The next thing I’m guilty of complaining about was the situation at work. It has gotten to a point where I’m really unhappy. Feeling that you are underpaid, under-appreciated and overwork can really do your morale in. Then, there is the lack of opportunities to develop your engineering and design skills. You are really just going through the motions. Furthermore, the fact you have to deal with colleagues that has far more years of work experience can’t seem to make technical decisions just made the whole situation untenable and unsustainable. Last but not least, you are on the receiving end of your colleagues’ bad-mouthing about work not done when it fell onto their lap due to a sudden development schedule change that you have no control of.
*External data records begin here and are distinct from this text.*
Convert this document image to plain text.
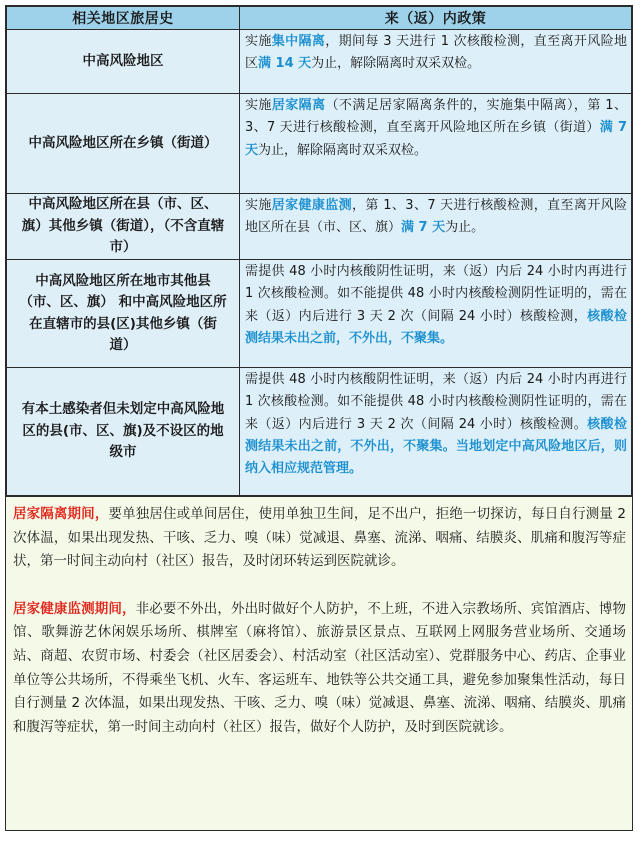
相关地区旅居史	来（返）内政策

中高风险地区	实施集中隔离，期间每 3 天进行 1 次核酸检测，直至离开风险地区满 14 天为止，解除隔离时双采双检。

中高风险地区所在乡镇（街道）	实施居家隔离（不满足居家隔离条件的，实施集中隔离），第 1、3、7 天进行核酸检测，直至离开风险地区所在乡镇（街道）满 7 天为止，解除隔离时双采双检。

中高风险地区所在县（市、区、旗）其他乡镇（街道），（不含直辖市）	实施居家健康监测，第 1、3、7 天进行核酸检测，直至离开风险地区所在县（市、区、旗）满 7 天为止。

中高风险地区所在地市其他县（市、区、旗） 和中高风险地区所在直辖市的县(区)其他乡镇（街道）	需提供 48 小时内核酸阴性证明，来（返）内后 24 小时内再进行 1 次核酸检测。如不能提供 48 小时内核酸检测阴性证明的，需在来（返）内后进行 3 天 2 次（间隔 24 小时）核酸检测，核酸检测结果未出之前，不外出，不聚集。

有本土感染者但未划定中高风险地区的县(市、区、旗)及不设区的地级市	需提供 48 小时内核酸阴性证明，来（返）内后 24 小时内再进行 1 次核酸检测。如不能提供 48 小时内核酸检测阴性证明的，需在来（返）内后进行 3 天 2 次（间隔 24 小时）核酸检测。核酸检测结果未出之前，不外出，不聚集。当地划定中高风险地区后，则纳入相应规范管理。

居家隔离期间，要单独居住或单间居住，使用单独卫生间，足不出户，拒绝一切探访，每日自行测量 2 次体温，如果出现发热、干咳、乏力、嗅（味）觉减退、鼻塞、流涕、咽痛、结膜炎、肌痛和腹泻等症状，第一时间主动向村（社区）报告，及时闭环转运到医院就诊。

居家健康监测期间，非必要不外出，外出时做好个人防护，不上班，不进入宗教场所、宾馆酒店、博物馆、歌舞游艺休闲娱乐场所、棋牌室（麻将馆）、旅游景区景点、互联网上网服务营业场所、交通场站、商超、农贸市场、村委会（社区居委会）、村活动室（社区活动室）、党群服务中心、药店、企事业单位等公共场所，不得乘坐飞机、火车、客运班车、地铁等公共交通工具，避免参加聚集性活动，每日自行测量 2 次体温，如果出现发热、干咳、乏力、嗅（味）觉减退、鼻塞、流涕、咽痛、结膜炎、肌痛和腹泻等症状，第一时间主动向村（社区）报告，做好个人防护，及时到医院就诊。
However, no amount of complaining is going to change my work situation. Thus, this is the time where action matters. Update your resume. Firing off emails to potential employers as part of your job hunt. You don’t even need to start with many employers. Just one will do. It’s to kickstart your momentum. Mind you, just a few months ago, I was complaining about the work situation but I didn’t do anything about it. I gave myself several excuses to stay on. I was actually comfortable with the job itself, needed the money to fund my writing, and wasn’t sure if I could get the same work-life balance that I have now for me to do my writing. Now, I feel like I have regressed in my personal growth.

And I did those things. Now I feel like I have achieved something instead of complaining and wallowing in self-pity. And I feel good about it.

A friend recently also point out the uselessness of complaining and cite me as one example. You see, I care deeply about my privacy and there are times when I really just want to go off the grid and delete every single online account that I have created and used. But instead of complaining purely about how Facebook is anti-privacy and steal all our data, I went and deleted my account. Whether Facebook keeps my account data forever or actually delete all traces of it is something I can’t control and besides the point. The point is I took action, no matter how minor or minuscule in grand scheme of things.

In conclusion, you can complain and get stuff out of your chest. However, be aware of what you are saying and doing. Don’t let complaining be the only thing you do when things don’t go your way. Take action and make the necessary adjustment.